Lewis's woodpecker (Melanerpes lewis) is a large North American species of woodpecker which ornithologist Alexander Wilson named after Meriwether Lewis. Lewis was one of the explorers who surveyed the areas bought by the United States of America as part of the Louisiana Purchase and first described this species of bird.

==Taxonomy==
Lewis's woodpecker was described and illustrated in 1811 by the American ornithologist Alexander Wilson in his American Ornithology; or, the Natural History of the Birds of the United States. Wilson based his description on some bird skins that had been collected on an expedition across the western portion of the United States led by Meriwether Lewis and William Clark in 1803–1806. Wilson coined the English name "Lewis's woodpecker" and the binomial name Picus torquatus. Unfortunately, the specific epithet was preoccupied by the ringed woodpecker, Celeus torquatus (Boddaert, 1783), so in 1849, the English zoologist George Robert Gray coined a new name, Picus lewis. The type locality is Montana.
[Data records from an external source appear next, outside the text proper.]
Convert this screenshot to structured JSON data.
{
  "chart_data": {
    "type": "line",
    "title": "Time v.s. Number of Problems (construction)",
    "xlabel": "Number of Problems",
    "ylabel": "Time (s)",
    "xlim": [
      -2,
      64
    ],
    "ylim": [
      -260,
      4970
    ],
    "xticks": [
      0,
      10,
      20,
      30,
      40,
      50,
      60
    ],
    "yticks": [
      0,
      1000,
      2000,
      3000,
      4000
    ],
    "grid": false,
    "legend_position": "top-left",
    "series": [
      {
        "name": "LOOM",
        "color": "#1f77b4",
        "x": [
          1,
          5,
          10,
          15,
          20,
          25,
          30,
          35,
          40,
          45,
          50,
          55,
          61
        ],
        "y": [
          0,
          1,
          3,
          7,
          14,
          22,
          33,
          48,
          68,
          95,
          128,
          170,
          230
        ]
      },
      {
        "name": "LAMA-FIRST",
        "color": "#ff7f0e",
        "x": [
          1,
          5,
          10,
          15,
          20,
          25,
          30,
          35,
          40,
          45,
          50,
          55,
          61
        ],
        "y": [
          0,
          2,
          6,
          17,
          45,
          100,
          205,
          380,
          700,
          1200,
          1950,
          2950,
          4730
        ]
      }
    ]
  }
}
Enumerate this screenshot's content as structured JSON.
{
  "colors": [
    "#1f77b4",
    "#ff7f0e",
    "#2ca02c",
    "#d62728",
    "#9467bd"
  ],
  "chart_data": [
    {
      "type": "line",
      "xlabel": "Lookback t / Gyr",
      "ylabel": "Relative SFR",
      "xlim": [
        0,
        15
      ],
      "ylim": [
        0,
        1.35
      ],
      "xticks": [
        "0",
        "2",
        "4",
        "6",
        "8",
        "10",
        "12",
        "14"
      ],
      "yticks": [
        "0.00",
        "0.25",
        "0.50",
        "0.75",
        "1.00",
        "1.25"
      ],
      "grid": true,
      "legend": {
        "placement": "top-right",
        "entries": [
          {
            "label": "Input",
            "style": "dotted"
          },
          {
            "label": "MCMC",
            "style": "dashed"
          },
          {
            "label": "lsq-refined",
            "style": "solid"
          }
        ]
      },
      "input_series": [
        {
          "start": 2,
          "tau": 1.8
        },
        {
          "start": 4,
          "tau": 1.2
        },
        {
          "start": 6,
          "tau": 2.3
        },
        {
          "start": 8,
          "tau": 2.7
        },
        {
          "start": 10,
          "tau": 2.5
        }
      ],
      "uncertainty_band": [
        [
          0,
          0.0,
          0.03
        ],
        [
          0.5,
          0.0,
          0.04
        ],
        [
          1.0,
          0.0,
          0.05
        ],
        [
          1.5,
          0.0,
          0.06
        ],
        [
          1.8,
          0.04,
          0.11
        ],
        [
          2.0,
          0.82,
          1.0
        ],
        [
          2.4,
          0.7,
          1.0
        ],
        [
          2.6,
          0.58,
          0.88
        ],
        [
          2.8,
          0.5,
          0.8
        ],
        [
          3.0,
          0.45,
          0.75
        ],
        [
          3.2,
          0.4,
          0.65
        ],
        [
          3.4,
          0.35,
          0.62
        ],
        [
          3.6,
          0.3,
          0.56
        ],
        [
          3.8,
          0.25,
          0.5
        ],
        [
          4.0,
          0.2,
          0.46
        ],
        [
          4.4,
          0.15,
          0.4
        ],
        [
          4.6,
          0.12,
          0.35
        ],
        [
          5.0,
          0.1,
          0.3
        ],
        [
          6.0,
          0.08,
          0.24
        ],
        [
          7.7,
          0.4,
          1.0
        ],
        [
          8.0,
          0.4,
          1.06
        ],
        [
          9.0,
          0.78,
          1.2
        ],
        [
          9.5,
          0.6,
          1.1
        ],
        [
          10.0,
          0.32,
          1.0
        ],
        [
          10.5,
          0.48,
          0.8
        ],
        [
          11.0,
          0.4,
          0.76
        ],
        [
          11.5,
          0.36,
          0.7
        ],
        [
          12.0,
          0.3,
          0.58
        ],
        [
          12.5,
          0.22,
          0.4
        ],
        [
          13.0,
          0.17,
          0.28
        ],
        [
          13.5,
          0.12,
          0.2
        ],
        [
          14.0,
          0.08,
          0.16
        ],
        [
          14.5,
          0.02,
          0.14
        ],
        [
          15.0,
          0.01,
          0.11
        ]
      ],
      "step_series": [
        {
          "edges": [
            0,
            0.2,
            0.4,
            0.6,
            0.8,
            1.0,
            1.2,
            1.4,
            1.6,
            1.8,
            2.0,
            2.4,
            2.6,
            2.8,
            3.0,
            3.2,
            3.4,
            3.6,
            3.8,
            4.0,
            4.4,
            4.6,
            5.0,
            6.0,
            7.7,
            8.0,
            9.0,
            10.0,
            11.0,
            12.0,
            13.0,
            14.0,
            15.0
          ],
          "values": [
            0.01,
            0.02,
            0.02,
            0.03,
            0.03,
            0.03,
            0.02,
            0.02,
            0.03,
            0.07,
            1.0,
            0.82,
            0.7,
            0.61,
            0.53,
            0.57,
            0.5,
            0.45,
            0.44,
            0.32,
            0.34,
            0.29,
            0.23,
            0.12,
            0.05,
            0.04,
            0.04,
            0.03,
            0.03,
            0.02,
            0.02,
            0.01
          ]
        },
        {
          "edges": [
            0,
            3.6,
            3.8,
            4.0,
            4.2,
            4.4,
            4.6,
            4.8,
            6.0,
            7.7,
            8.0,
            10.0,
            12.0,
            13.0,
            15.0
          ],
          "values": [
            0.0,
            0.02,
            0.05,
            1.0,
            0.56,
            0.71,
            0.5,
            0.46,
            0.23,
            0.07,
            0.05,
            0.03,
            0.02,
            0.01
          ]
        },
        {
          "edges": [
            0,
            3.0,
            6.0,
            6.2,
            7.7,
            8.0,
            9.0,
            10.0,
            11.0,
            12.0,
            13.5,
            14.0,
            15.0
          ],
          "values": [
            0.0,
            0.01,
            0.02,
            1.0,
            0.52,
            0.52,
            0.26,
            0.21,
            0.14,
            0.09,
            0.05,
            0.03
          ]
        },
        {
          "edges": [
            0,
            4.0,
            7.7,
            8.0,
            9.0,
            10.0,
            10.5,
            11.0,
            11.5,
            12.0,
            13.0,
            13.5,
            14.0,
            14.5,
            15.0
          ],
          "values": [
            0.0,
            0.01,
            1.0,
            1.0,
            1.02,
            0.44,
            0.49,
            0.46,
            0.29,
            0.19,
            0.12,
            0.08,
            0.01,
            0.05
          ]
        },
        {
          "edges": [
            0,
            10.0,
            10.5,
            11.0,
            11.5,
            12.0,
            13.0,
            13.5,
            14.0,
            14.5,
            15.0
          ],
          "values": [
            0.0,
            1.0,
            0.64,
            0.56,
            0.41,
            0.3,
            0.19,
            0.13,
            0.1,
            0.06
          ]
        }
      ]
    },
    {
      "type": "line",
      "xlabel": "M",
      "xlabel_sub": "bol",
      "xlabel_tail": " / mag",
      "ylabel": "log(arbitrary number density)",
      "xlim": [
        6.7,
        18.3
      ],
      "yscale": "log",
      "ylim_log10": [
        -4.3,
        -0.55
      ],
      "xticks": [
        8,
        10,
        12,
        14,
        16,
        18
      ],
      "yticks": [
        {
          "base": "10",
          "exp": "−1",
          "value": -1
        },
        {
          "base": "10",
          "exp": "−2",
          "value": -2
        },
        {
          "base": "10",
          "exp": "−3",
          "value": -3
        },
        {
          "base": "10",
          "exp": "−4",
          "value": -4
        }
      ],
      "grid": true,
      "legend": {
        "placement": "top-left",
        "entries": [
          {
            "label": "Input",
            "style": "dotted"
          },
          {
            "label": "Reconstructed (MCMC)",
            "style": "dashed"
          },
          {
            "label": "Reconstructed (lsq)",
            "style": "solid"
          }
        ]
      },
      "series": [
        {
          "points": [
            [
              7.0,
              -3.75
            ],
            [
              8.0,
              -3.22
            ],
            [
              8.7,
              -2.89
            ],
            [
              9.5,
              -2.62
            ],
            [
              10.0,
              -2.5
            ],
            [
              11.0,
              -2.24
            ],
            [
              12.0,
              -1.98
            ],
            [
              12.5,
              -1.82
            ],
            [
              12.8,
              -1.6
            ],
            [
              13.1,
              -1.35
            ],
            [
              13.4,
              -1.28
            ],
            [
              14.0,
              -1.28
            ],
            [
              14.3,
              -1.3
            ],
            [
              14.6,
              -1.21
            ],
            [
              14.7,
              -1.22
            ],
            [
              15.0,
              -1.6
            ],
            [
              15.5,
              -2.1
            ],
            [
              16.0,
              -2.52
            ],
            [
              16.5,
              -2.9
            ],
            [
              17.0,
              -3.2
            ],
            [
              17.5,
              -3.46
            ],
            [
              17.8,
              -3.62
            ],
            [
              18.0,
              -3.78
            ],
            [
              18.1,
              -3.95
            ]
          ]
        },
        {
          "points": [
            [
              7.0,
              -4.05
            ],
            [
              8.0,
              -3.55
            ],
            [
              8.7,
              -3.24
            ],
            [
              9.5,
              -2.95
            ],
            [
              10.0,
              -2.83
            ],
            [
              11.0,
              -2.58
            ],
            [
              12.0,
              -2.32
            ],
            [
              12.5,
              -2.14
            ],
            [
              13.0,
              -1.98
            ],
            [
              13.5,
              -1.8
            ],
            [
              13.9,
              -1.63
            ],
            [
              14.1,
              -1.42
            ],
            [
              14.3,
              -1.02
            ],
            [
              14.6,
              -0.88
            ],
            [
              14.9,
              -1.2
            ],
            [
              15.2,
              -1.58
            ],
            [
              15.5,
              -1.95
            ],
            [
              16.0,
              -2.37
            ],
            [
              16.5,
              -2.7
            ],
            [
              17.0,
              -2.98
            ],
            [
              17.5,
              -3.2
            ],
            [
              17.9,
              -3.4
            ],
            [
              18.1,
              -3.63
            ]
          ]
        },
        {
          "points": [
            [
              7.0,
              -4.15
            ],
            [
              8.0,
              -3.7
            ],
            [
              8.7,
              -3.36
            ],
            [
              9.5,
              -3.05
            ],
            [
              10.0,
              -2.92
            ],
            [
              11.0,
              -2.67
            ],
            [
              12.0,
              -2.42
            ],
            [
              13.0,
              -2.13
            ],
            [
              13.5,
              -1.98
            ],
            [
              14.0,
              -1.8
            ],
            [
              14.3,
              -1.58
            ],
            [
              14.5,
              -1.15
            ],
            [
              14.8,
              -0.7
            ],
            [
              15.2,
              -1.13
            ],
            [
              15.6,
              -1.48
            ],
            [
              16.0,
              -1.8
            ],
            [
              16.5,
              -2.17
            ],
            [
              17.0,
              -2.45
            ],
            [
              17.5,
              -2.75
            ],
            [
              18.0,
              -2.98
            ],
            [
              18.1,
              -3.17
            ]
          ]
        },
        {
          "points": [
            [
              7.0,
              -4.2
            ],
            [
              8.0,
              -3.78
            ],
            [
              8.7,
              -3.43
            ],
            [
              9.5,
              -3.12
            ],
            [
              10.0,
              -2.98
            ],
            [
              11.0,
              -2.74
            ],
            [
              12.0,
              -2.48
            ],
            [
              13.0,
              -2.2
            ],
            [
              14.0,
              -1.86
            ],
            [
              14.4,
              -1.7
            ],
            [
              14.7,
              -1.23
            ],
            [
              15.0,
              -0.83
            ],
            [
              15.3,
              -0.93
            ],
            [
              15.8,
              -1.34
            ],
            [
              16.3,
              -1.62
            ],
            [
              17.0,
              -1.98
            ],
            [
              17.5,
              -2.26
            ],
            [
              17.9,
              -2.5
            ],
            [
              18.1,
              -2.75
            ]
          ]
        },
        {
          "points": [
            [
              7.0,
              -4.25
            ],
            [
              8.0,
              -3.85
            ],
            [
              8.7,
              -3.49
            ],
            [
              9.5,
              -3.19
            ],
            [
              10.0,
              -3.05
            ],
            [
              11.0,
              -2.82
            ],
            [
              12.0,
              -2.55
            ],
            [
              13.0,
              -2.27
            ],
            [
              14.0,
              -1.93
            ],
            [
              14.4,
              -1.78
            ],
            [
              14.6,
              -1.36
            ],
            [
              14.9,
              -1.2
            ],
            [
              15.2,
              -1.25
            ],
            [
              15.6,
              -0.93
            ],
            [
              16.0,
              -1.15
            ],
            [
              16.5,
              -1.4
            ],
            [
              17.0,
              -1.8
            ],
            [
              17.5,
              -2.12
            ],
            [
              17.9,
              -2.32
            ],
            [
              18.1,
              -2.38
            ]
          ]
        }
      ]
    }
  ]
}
Lewis's woodpecker is now placed in the genus Melanerpes that was erected by the English ornithologist William Swainson in 1832. The species is monotypic: no subspecies are recognised.

==Description==
One of the largest species of American woodpeckers, Lewis's woodpecker can measure up to 10-11 in in length. It is mainly reddish-breasted, blackish-green in color, with a black rump. It has a gray collar and upper breast, with a pinkish belly, and a red face. The wings are much broader than those of other woodpeckers, and it flies at a much more sluggish pace with slow, but even flaps similar to those of a crow. Its calls have a harsh sound relative to other woodpeckers', and it may use a repertoire of several phrases. They are one of the three largest Melanerpes woodpeckers in the world, being similar in size to the white woodpecker and the Jamaican woodpecker.

Measurements:

- Length: 10.2–11.0 in
- Weight: 3.1–4.9 oz
- Wingspan: 19.3–20.5 in

==Range and Habitat==
Lewis's woodpecker is locally common to the northwestern United States, dwelling mostly in open pine woodlands, and other areas with scattered trees and snags. Unlike other American woodpeckers, it enjoys sitting in the open as opposed to sitting in heavy tree cover. The migration patterns of the Lewis's Woodpecker are unclear due to their nomadic lifestyle and feeding habits. It ranges mostly in the western to central United States, but in the winter it can be found as far south as Southern California and the US border with Mexico. In the summer, it can be found as far north as Canada. It has been seen in five Midwestern states: South Dakota, Michigan, Illinois, Minnesota, and Wisconsin. Additionally, the woodpecker has been seen in California, Oregon, Washington, Idaho, Montana, Nevada, Colorado, New Mexico and Utah.

==Feeding==
Lewis's woodpecker engages in some rather un-woodpecker-like behavior in its gregarious feeding habits. Although it does forage for insects by boring into trees with its chisel-like bill, the bird also catches insects in the air during flight (typical insect hawking). This is a habit that only a few other woodpeckers, such as the acorn woodpecker, the red-headed woodpecker, and the northern flicker, engage in. Lewis's woodpecker also feeds on berries and nuts, and will even shell and store nuts in cracks and holes in wood to store until winter. It will also feed at flat, open bird feeders, where it might act aggressively toward other birds.

==Breeding==
Lewis's woodpecker nests in a cavity excavated from a dead tree branch. The Lewis's woodpecker, however, will not excavate its cavity, but instead nest in a pre-existing cavity in a tree. The nest is usually made around 1 to 52 meters high from the ground. The female will lay between 5 and 9 eggs, which are plain white in coloration. Both mates incubate—the female during the day and the male at night. Incubation lasts approximately 12 days, after which the young will hatch. Both parents take turns equally caring for their young. After the young hatch, the parents give them insects "directly from the beak". The young leave the nest four to five weeks after hatching. If breeding was successful, the two lifelong mates may return to the same nest the following year.